Variable Coverage (Often ~50% on DAIC-WOZ)
Coverage varies across participants and items. This depends on: - What symptoms the patient discussed - Whether extracted quotes can be grounded in the transcript - How explicit the symptom mentions were
The Paper's Approach
The paper excludes N/A items from MAE calculation. This is valid because: 1. It matches clinical reality (can't score what wasn't discussed) 2. It focuses accuracy metrics on what the system actually predicted 3. Coverage is reported separately so you know how much was skipped
What This Means for Going Forward
Potential Improvements
- Better Evidence Extraction
- Reduce malformed JSON rates via prompt tightening and/or an explicit repair step
-
Could improve coverage by reducing empty-evidence cases
-
Prompt Engineering
- Adjust how we ask the LLM to extract evidence
- Be more explicit about valid output formats
What the Results Will Tell Us
When you run a reproduction/evaluation, you'll see: - MAE_item: Average error per item (compare to paper's 0.619) - Coverage: Percentage of items with predictions - By-participant breakdown: Which patients were harder to assess
If our MAE is close to 0.619 with reasonable coverage, we've successfully reproduced the paper's methodology.
Summary
In one sentence: The system extracts symptom-related quotes from interviews, optionally retrieves similar examples, predicts 0-3 scores per PHQ-8 item (or N/A if insufficient evidence), and we evaluate accuracy and abstention jointly via coverage-aware metrics (AURC/AUGRC) plus item-level MAE on predicted items.

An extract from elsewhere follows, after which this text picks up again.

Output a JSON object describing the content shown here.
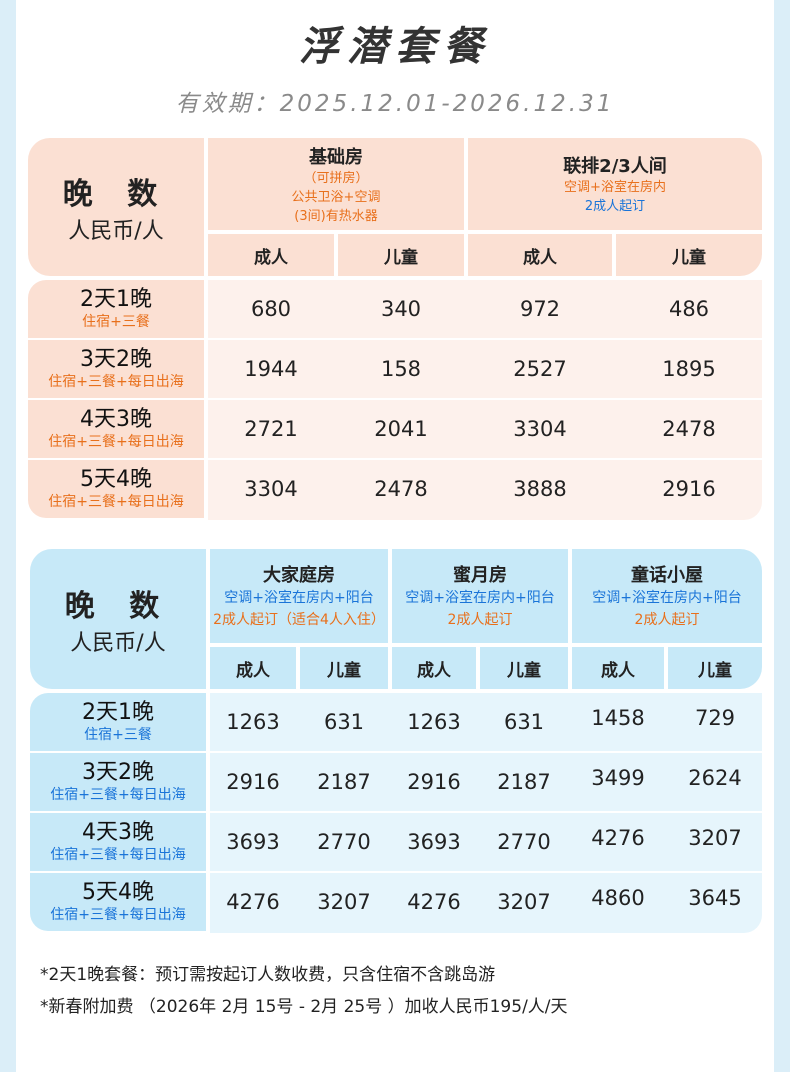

Known limitation: Item-level PHQ-8 scoring from transcript-only evidence is often underdetermined because PHQ-8 is a 2-week frequency instrument. This is a dataset/task constraint, not just an engineering issue; see docs/clinical/task-validity.md.
Technical Appendix: Paper-Specified Parameters
From the paper (Section 2.4.2 and Appendix D):
LLM Calls Per Participant
| Step | Model | Purpose |
|---|---|---|
| 1. Evidence Extraction | Gemma 3 27B | Find relevant quotes for each PHQ-8 item |
| 2. Scoring | Gemma 3 27B | Predict 0-3 scores using evidence + examples |
Total: 2 LLM calls per participant (plus embedding calls)

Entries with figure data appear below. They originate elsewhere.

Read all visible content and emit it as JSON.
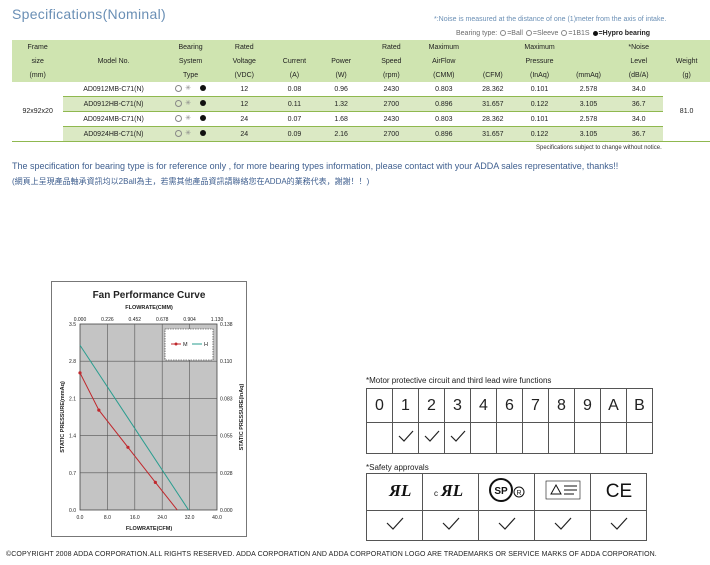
{
  "page_title": "Specifications(Nominal)",
  "noise_note": "*:Noise is measured at the distance of one (1)meter from the axis of intake.",
  "bearing_legend": {
    "prefix": "Bearing type:",
    "text": "=Ball",
    "sleeve": "=Sleeve",
    "b1s": "=1B1S",
    "hypro": "=Hypro bearing"
  },
  "spec_table": {
    "headers_row1": [
      "Frame",
      "",
      "Bearing",
      "Rated",
      "",
      "",
      "Rated",
      "Maximum",
      "",
      "Maximum",
      "",
      "*Noise",
      ""
    ],
    "headers_row2": [
      "size",
      "Model No.",
      "System",
      "Voltage",
      "Current",
      "Power",
      "Speed",
      "AirFlow",
      "",
      "Pressure",
      "",
      "Level",
      "Weight"
    ],
    "headers_row3": [
      "(mm)",
      "",
      "Type",
      "(VDC)",
      "(A)",
      "(W)",
      "(rpm)",
      "(CMM)",
      "(CFM)",
      "(InAq)",
      "(mmAq)",
      "(dB/A)",
      "(g)"
    ],
    "frame_size": "92x92x20",
    "weight": "81.0",
    "rows": [
      {
        "model": "AD0912MB-C71(N)",
        "voltage": "12",
        "current": "0.08",
        "power": "0.96",
        "speed": "2430",
        "cmm": "0.803",
        "cfm": "28.362",
        "inaq": "0.101",
        "mmaq": "2.578",
        "noise": "34.0"
      },
      {
        "model": "AD0912HB-C71(N)",
        "voltage": "12",
        "current": "0.11",
        "power": "1.32",
        "speed": "2700",
        "cmm": "0.896",
        "cfm": "31.657",
        "inaq": "0.122",
        "mmaq": "3.105",
        "noise": "36.7"
      },
      {
        "model": "AD0924MB-C71(N)",
        "voltage": "24",
        "current": "0.07",
        "power": "1.68",
        "speed": "2430",
        "cmm": "0.803",
        "cfm": "28.362",
        "inaq": "0.101",
        "mmaq": "2.578",
        "noise": "34.0"
      },
      {
        "model": "AD0924HB-C71(N)",
        "voltage": "24",
        "current": "0.09",
        "power": "2.16",
        "speed": "2700",
        "cmm": "0.896",
        "cfm": "31.657",
        "inaq": "0.122",
        "mmaq": "3.105",
        "noise": "36.7"
      }
    ]
  },
  "subject_note": "Specifications subject to change without notice.",
  "disclaimer_en": "The specification for bearing type is for reference only , for more bearing types information, please contact with your ADDA sales representative, thanks!!",
  "disclaimer_zh": "(網頁上呈現產品軸承資訊均以2Ball為主，若需其他產品資訊請聯絡您在ADDA的業務代表，謝謝！！)",
  "chart_data": {
    "type": "line",
    "title": "Fan Performance Curve",
    "xlabel_top": "FLOWRATE(CMM)",
    "xlabel": "FLOWRATE(CFM)",
    "ylabel": "STATIC PRESSURE(mmAq)",
    "ylabel_right": "STATIC PRESSURE(InAq)",
    "xlim": [
      0,
      40
    ],
    "ylim": [
      0,
      3.5
    ],
    "x_ticks": [
      "0.0",
      "8.0",
      "16.0",
      "24.0",
      "32.0",
      "40.0"
    ],
    "x_top_ticks": [
      "0.000",
      "0.226",
      "0.452",
      "0.678",
      "0.904",
      "1.130"
    ],
    "y_ticks": [
      "0.0",
      "0.7",
      "1.4",
      "2.1",
      "2.8",
      "3.5"
    ],
    "y_right_ticks": [
      "0.000",
      "0.028",
      "0.055",
      "0.083",
      "0.110",
      "0.138"
    ],
    "grid": true,
    "legend_placement": "top-right",
    "series": [
      {
        "name": "M",
        "color": "#c0282d",
        "marker": true,
        "x": [
          0,
          5.5,
          14,
          22,
          28.4
        ],
        "y": [
          2.58,
          1.88,
          1.18,
          0.52,
          0
        ]
      },
      {
        "name": "H",
        "color": "#2a9d8f",
        "marker": false,
        "x": [
          0,
          31.7
        ],
        "y": [
          3.1,
          0
        ]
      }
    ]
  },
  "motor": {
    "title": "*Motor protective circuit and third lead wire functions",
    "codes": [
      "0",
      "1",
      "2",
      "3",
      "4",
      "6",
      "7",
      "8",
      "9",
      "A",
      "B"
    ],
    "checked": [
      false,
      true,
      true,
      true,
      false,
      false,
      false,
      false,
      false,
      false,
      false
    ]
  },
  "safety": {
    "title": "*Safety approvals",
    "marks": [
      "UL",
      "cUL",
      "CSA",
      "TUV",
      "CE"
    ],
    "checked": [
      true,
      true,
      true,
      true,
      true
    ]
  },
  "footer": "©COPYRIGHT 2008 ADDA CORPORATION.ALL RIGHTS RESERVED. ADDA CORPORATION AND ADDA CORPORATION LOGO ARE TRADEMARKS OR SERVICE MARKS OF ADDA CORPORATION."
}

Few-Shot Hyperparameters (Paper Appendix D)
| Parameter | Optimal Value | What It Means |
|---|---|---|
| N_example | 2 | Number of similar examples per PHQ-8 item |
| N_chunk | 8 | Lines per transcript chunk |
| Step size | 2 | Sliding window overlap |
| Dimension | 4096 | Embedding vector size |
Maximum reference chunks per participant: 2 examples × 8 items = 16 chunks
How Similar Examples Are Found
- Training transcripts are pre-chunked (8 lines each, sliding by 2)
- Each chunk is pre-embedded using Qwen 3 8B Embedding (4096 dimensions)
- For a new patient:
- Evidence extracted by LLM is embedded
- Cosine similarity finds the 2 most similar training chunks per item
- Those chunks + their ground truth scores become the "few-shot examples"

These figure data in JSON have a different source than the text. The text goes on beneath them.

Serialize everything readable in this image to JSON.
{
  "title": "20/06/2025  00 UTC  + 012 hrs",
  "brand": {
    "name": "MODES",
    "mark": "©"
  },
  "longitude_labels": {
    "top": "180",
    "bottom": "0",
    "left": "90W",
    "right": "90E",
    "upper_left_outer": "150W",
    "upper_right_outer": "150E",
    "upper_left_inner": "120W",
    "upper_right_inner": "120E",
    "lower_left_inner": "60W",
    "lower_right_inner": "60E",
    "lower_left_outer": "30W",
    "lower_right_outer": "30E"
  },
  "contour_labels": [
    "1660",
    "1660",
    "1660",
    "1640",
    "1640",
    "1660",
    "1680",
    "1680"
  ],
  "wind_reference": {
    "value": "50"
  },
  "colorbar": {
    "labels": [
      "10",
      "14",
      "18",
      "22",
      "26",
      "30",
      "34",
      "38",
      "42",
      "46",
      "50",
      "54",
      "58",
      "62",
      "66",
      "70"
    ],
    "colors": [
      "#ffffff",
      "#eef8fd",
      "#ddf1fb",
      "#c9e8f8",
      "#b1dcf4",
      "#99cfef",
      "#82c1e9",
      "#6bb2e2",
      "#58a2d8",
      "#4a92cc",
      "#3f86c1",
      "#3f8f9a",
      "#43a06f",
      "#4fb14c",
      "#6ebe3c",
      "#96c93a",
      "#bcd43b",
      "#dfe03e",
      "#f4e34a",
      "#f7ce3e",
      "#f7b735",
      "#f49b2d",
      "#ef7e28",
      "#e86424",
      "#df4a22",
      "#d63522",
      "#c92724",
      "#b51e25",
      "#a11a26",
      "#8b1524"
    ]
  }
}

Paper Results (Section 3.2)
| Mode | MAE | Notes |
|---|---|---|
| Zero-shot | 0.796 | No examples, just prompt |
| Few-shot | 0.619 | With 2 similar examples per item |
| Few-shot + MedGemma | 0.505 | Better MAE but fewer predictions |
The paper reports that few-shot reduced MAE by 22% compared to zero-shot; reproduction results may differ depending on model/backend and retrieval configuration.